"Ih, namamu juga lucu, Tiro."
Tira tertawa manis perlihatkan barisan giginya putih bak mutiara. Hemm, bibirnya yang disapu gincu natural, sangat indah, tipis tidak, tebal pun tidak. Pokoknya, selangit sensualnya.
"Ya, Tiro, itu kependekan dari  real name-ku, Melihat Daeng Tiro."
"Ko, Melihat Daeng Tiro. Pantas dank, dari tadi kamu melihat terus aku."
Aku mulai tertawa kecil juga, tentu saja ketawaku manis pula. Ibuku bilang, kalau aku tertawa sangat ganteng. Karena di atas bibirku itu ada kumis tipis yang menawan. Kata ibuku pula, kulitku memang khas pelaut Makassar, sawo matang. Badanku juga padat dengan tatapan mata yang tajam namun penyayang.
"Melihat Daeng Tiro itu pemberian dari  kedua orang tuaku. Kata Melihat, aku rasa Tira sudah tahu kan artinya, Daeng itu artinya kakak, itu biasa dipakai orang-orang Makassar. Kalau kata Tiro, ya Bahasa Makassar, artinya melihat."

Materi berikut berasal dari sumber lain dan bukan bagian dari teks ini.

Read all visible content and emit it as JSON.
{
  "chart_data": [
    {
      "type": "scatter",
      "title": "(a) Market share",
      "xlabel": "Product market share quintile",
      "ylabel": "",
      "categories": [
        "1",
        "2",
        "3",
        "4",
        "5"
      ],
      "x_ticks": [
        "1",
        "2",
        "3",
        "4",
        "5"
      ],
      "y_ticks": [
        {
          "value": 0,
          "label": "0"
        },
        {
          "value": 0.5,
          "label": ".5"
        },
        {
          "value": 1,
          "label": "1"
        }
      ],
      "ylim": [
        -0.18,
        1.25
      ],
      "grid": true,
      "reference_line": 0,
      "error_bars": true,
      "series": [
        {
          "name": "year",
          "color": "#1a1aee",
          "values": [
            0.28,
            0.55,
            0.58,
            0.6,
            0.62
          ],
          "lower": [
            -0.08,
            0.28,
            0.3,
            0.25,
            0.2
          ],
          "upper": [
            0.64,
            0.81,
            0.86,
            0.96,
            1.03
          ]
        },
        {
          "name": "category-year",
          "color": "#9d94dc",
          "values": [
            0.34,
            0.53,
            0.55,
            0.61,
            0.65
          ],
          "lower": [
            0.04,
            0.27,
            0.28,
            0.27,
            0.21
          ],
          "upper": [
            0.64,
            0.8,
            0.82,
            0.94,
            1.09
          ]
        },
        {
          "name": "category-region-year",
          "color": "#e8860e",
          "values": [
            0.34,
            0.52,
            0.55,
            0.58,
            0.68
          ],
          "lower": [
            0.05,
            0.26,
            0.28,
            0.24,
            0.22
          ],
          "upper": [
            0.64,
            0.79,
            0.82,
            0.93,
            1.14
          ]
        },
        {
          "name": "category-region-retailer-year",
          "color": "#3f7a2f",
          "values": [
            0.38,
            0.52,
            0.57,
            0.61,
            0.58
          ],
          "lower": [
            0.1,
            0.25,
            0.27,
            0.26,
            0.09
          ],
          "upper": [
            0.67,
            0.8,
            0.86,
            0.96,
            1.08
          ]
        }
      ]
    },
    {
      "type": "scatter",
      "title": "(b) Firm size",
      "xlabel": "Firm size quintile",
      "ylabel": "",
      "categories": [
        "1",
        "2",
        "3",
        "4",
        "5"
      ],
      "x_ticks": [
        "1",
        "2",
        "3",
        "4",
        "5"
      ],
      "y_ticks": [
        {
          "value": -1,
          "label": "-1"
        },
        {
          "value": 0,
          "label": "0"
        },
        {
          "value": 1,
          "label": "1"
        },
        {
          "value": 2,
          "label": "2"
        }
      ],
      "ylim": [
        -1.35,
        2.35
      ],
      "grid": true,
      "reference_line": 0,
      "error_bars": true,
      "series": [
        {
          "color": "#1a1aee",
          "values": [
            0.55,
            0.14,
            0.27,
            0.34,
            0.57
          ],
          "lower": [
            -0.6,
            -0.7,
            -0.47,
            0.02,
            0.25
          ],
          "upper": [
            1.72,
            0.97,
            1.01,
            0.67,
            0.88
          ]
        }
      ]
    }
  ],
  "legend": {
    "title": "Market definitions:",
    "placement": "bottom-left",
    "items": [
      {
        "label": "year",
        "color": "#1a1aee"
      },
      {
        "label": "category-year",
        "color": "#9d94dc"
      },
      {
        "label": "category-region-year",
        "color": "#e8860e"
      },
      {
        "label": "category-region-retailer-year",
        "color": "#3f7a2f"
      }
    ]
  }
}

Tira bukan lagi tersenyum, tetapi tertawa terpingkal-pingkal, badannya bergoyang. Bahkan secara reflex ia memukul pinggangku, mungkin karena senangnya. Aku terima pukulan Tira dengan dada bergemuruh, begitu lembut jari-jari itu mendarat di pinggang.
"Kalau nama lengkapku, Uwentira Putri, biasa dipanggil Tira, begitu."
Cukup cepat  juga diriku akrab dengan gadis  berdarah Kaili ini. Tapi biarlah, aku memang sedang jomblo ditinggal pacar yang menikah dengan anggota DPRD familinya. Rasa-rasanya, aku mau saja jadi pacar Tira kalau Yang Maha Esa takdirkan.
//
Dua pekan aku mengenal Tira, aku rasa wanita sangat baik. Ia juga telah mengajak ke tempat-tempat kumpulnya anak muda di Kota Palu, seperti warkop-warkop ternama. Dengan gadis itu, telah ber-selfi di Jembatang Kuningnya Palu. Tak lupa pula ia ajak aku makan Kaledo, sop tulang sapi kalau di Makassar disebut Konro.